RIP Messenger: What The Spacecraft Taught Us About Mercury

Ice on Mercury had been long suspected but never confirmed until Messenger came along. The probe took photos of the dark craters at the poles, which are so deep that parts of their interiors never see the light of day. It’s cold enough for solid ice. The discovery also confirmed that water is not as rare in the solar system as we once believed.

An odd magnetic field

Like Earth and unlike many other planets, Mercury has a magnetic field, but it’s seriously askew. It is a lot stronger in the north than in the south. For now, we still don’t know why.

Mercury shrank

Mercury is unusual in that its iron core makes up a full 60 per cent of its mass. As its core has cooled and shrunk, the whole planet has shriveled with it. Messenger found wrinkles — huge cliffs, really — that dominate the surface of the planet, evidence of the planet’s changing size.
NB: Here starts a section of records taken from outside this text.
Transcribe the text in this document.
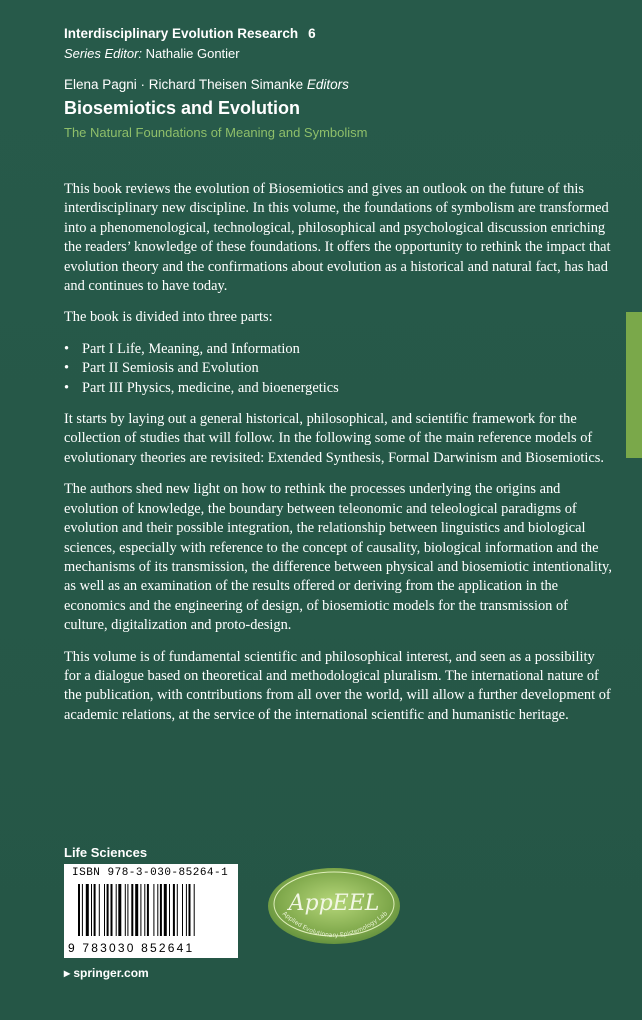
Interdisciplinary Evolution Research 6
Series Editor: Nathalie Gontier
Elena Pagni · Richard Theisen Simanke Editors
Biosemiotics and Evolution
The Natural Foundations of Meaning and Symbolism

This book reviews the evolution of Biosemiotics and gives an outlook on the future of this interdisciplinary new discipline. In this volume, the foundations of symbolism are transformed into a phenomenological, technological, philosophical and psychological discussion enriching the readers’ knowledge of these foundations. It offers the opportunity to rethink the impact that evolution theory and the confirmations about evolution as a historical and natural fact, has had and continues to have today.

The book is divided into three parts:

• Part I Life, Meaning, and Information
• Part II Semiosis and Evolution
• Part III Physics, medicine, and bioenergetics

It starts by laying out a general historical, philosophical, and scientific framework for the collection of studies that will follow. In the following some of the main reference models of evolutionary theories are revisited: Extended Synthesis, Formal Darwinism and Biosemiotics.

The authors shed new light on how to rethink the processes underlying the origins and evolution of knowledge, the boundary between teleonomic and teleological paradigms of evolution and their possible integration, the relationship between linguistics and biological sciences, especially with reference to the concept of causality, biological information and the mechanisms of its transmission, the difference between physical and biosemiotic intentionality, as well as an examination of the results offered or deriving from the application in the economics and the engineering of design, of biosemiotic models for the transmission of culture, digitalization and proto-design.

This volume is of fundamental scientific and philosophical interest, and seen as a possibility for a dialogue based on theoretical and methodological pluralism. The international nature of the publication, with contributions from all over the world, will allow a further development of academic relations, at the service of the international scientific and humanistic heritage.

Life Sciences
ISBN 978-3-030-85264-1
9 783030 852641
▸ springer.com
AppEEL
Applied Evolutionary Epistemology Lab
RIP Messenger: What The Spacecraft Taught Us About Mercury

More generally, Messenger gave us the most complete view of Mercury’s surface. We now have its whole globe mapped, but we also have close-ups of the surface that show lava flows and craters in detail. In its final days and hours, as it flew closer to the planet than ever, Messenger was sending back remarkable new images. In total, the probe has sent back 255,000 images to Earth over its lifetime.

Now that Messenger has crashed, it has left yet another crater, relatively small, on the pockmarked surface of Mercury — the only sign that we were ever there.